Drummond’s career in architecture spans nearly fifty years. He received a Bachelor of Architecture from Louisiana State University in 1968, followed by a fellowship to Rice University for a Master of Architecture degree that produced an award-winning thesis on “Architecture and Urbanism 1984-1968.” This study of social justice and the impact of architecture on environmental conditions started a career-long commitment to understanding how architects and the design of cities can ameliorate suffering and promote social justice.
Drummond began his career in academia at the University of Kansas in 1969 while also working at Kiene and Bradley Partnership Architects. He then taught at Clemson University before moving back to practice at Henningson, Durham and Richardson International from 1977 to 1979. During that time, he was design director for the $1.3 billion dollar Health Sciences Center for the King Abdelaziz University project in Jeddah, Saudi Arabia.

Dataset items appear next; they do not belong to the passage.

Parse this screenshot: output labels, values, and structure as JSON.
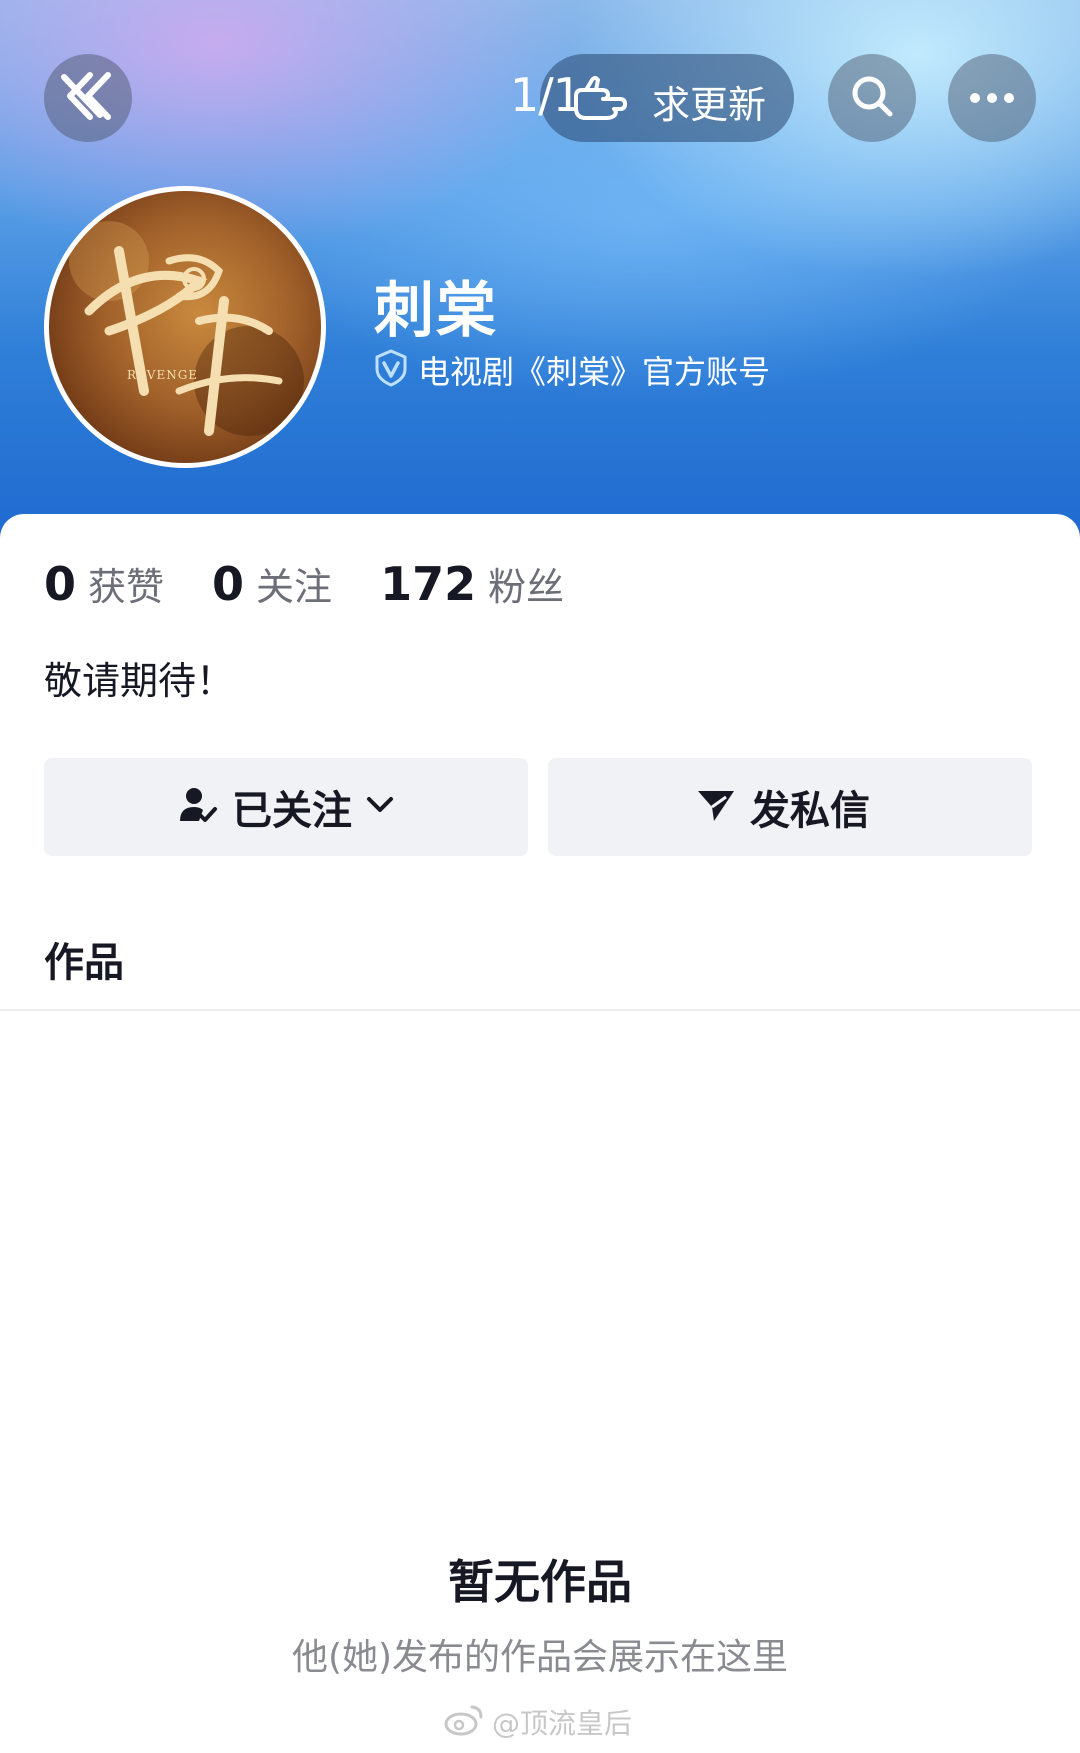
{
  "header": {
    "page_counter": "1/1",
    "update_request_label": "求更新",
    "back_icon": "double-chevron-left-icon",
    "search_icon": "search-icon",
    "more_icon": "more-dots-icon",
    "colors": {
      "header_gradient_top": "#8ab8ea",
      "header_gradient_bottom": "#1f6ad0"
    }
  },
  "profile": {
    "name": "刺棠",
    "verification_text": "电视剧《刺棠》官方账号",
    "avatar_logo": {
      "calligraphy": "刺棠",
      "subtitle": "REVENGE"
    }
  },
  "stats": [
    {
      "value": "0",
      "label": "获赞"
    },
    {
      "value": "0",
      "label": "关注"
    },
    {
      "value": "172",
      "label": "粉丝"
    }
  ],
  "bio": "敬请期待！",
  "actions": {
    "follow_label": "已关注",
    "message_label": "发私信"
  },
  "tabs": {
    "works_label": "作品"
  },
  "empty_state": {
    "title": "暂无作品",
    "subtitle": "他(她)发布的作品会展示在这里"
  },
  "watermark": {
    "text": "@顶流皇后"
  }
}
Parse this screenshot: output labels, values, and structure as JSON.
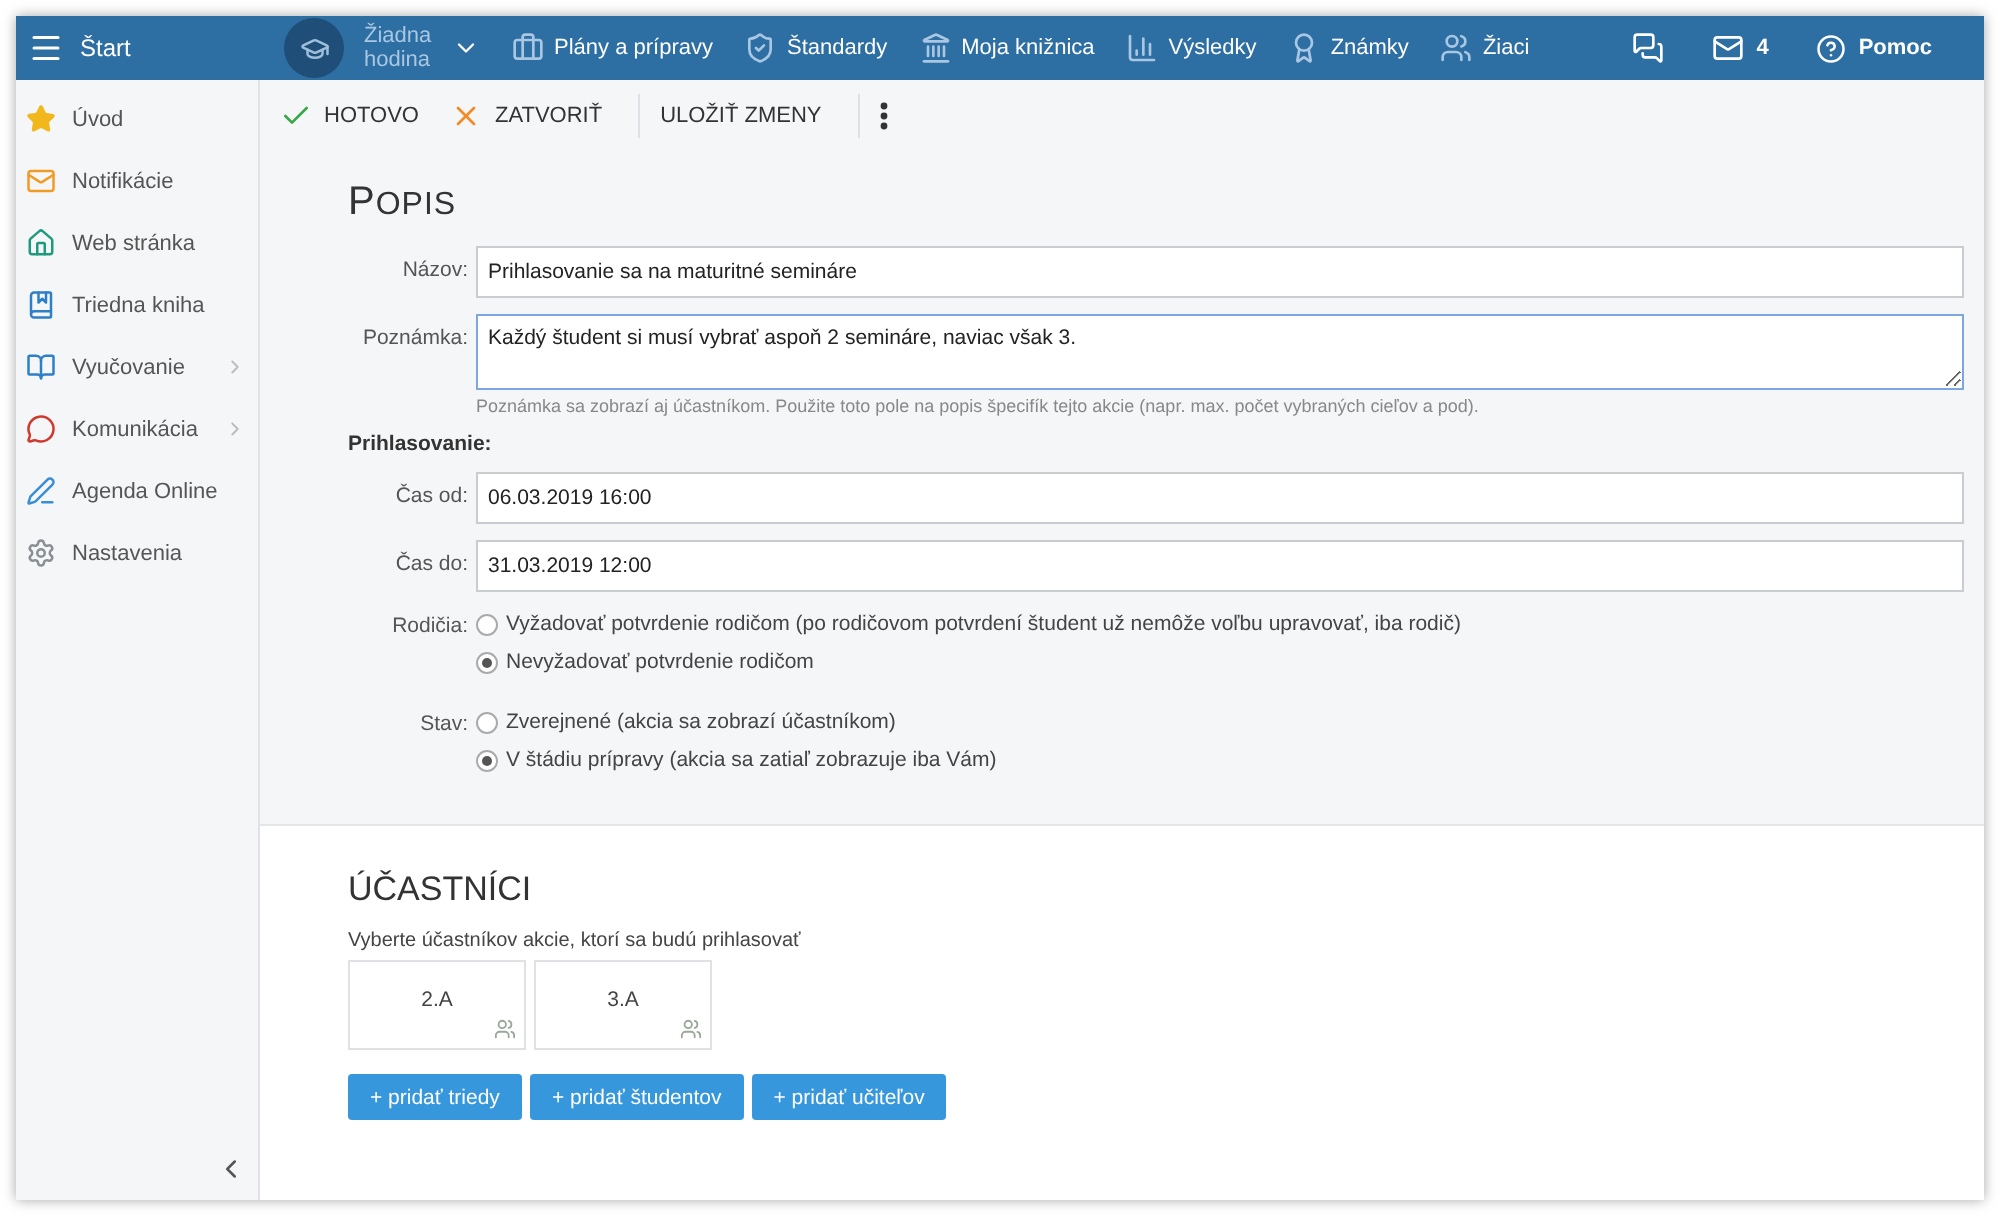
{
  "topbar": {
    "menu_label": "Štart",
    "lesson": "Žiadna hodina",
    "nav": [
      {
        "label": "Plány a prípravy"
      },
      {
        "label": "Štandardy"
      },
      {
        "label": "Moja knižnica"
      },
      {
        "label": "Výsledky"
      },
      {
        "label": "Známky"
      },
      {
        "label": "Žiaci"
      }
    ],
    "messages_count": "4",
    "help": "Pomoc"
  },
  "sidebar": {
    "items": [
      {
        "label": "Úvod",
        "has_submenu": false
      },
      {
        "label": "Notifikácie",
        "has_submenu": false
      },
      {
        "label": "Web stránka",
        "has_submenu": false
      },
      {
        "label": "Triedna kniha",
        "has_submenu": false
      },
      {
        "label": "Vyučovanie",
        "has_submenu": true
      },
      {
        "label": "Komunikácia",
        "has_submenu": true
      },
      {
        "label": "Agenda Online",
        "has_submenu": false
      },
      {
        "label": "Nastavenia",
        "has_submenu": false
      }
    ]
  },
  "toolbar": {
    "done": "HOTOVO",
    "close": "ZATVORIŤ",
    "save": "ULOŽIŤ ZMENY"
  },
  "description": {
    "title": "POPIS",
    "name_label": "Názov:",
    "name_value": "Prihlasovanie sa na maturitné semináre",
    "note_label": "Poznámka:",
    "note_value": "Každý študent si musí vybrať aspoň 2 semináre, naviac však 3.",
    "note_hint": "Poznámka sa zobrazí aj účastníkom. Použite toto pole na popis špecifík tejto akcie (napr. max. počet vybraných cieľov a pod).",
    "signup_heading": "Prihlasovanie:",
    "from_label": "Čas od:",
    "from_value": "06.03.2019 16:00",
    "to_label": "Čas do:",
    "to_value": "31.03.2019 12:00",
    "parents_label": "Rodičia:",
    "parents_options": [
      {
        "label": "Vyžadovať potvrdenie rodičom (po rodičovom potvrdení študent už nemôže voľbu upravovať, iba rodič)",
        "selected": false
      },
      {
        "label": "Nevyžadovať potvrdenie rodičom",
        "selected": true
      }
    ],
    "state_label": "Stav:",
    "state_options": [
      {
        "label": "Zverejnené (akcia sa zobrazí účastníkom)",
        "selected": false
      },
      {
        "label": "V štádiu prípravy (akcia sa zatiaľ zobrazuje iba Vám)",
        "selected": true
      }
    ]
  },
  "participants": {
    "title": "ÚČASTNÍCI",
    "hint": "Vyberte účastníkov akcie, ktorí sa budú prihlasovať",
    "groups": [
      {
        "label": "2.A"
      },
      {
        "label": "3.A"
      }
    ],
    "buttons": [
      "+ pridať triedy",
      "+ pridať študentov",
      "+ pridať učiteľov"
    ]
  }
}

Drummond has continued his engagement in the Middle East throughout his career, serving as an educational consultant to King Faisal University in the 1980s, forging relationships with Kuwait University in the early 2000s. His engagement spans the globe, working with faculty and schools in Malaysia, Ecuador, China, Qatar, and many others.
Drummond’s career has been guided by ethical principles that guide the profession’s best: helping the vulnerable; exploring, understanding and affirming cultural difference; sustaining the natural environment; and committing to make technological innovation serve the ends of humanity. His values guide him as an academic leader as well. He served for eight years as department head at Auburn University, from 1979 to 1987, and then for more than 20 years as dean of colleges of architecture around the country: Texas Tech from 1987 to 1990, the University of Florida from 1990 to 1999, and then the University of Nebraska, Lincoln from 2000 to 2011, where he is now dean emeritus.
“During his career in academia, Wayne has helped hundreds of faculty find their way into tenured positions and positions of leadership across the spectrum of architecture schools, while guiding thousands of architecture students through school and into their futures,” said Francisco J. Rodriguez, ACSA president and professor of architecture at the Universidad de Puerto Rico.
Drummond served on the Board of Directors for ACSA including as president in 1998-99. He served on the the National Architectural Accrediting Board, including as president in 2007 and as president of the Tau Sigma Delta Honor Society from 1994 to 1996.
The mission of the Association of Collegiate Schools of Architecture is to lead architectural education and research.
Founded in 1912 by 10 charter members, ACSA is a 501(c)(3) nonprofit association of over 200 member schools in several categories. These include full membership for all accredited programs in the United States and government-sanctioned schools in Canada, candidate membership for schools seeking accreditation, and affiliate membership for schools for two-year and international programs. Through these schools, over 5,000 architecture faculty are represented. In addition, over 300 supporting members composed of architecture firms, product associations and individuals add to the breadth of interest and support of ACSA goals.
ACSA, unique in its representative role for schools of architecture, provides a forum for ideas on the leading edge of architectural thought. Issues that will affect the architectural profession in the future are being examined today in ACSA members schools.
The association maintains a variety of activities that influence, communicate, and record important issues. Such endeavors include scholarly meetings, workshops, publications, awards and competition programs, support for architectural research, policy development, and liaison with allied organizations.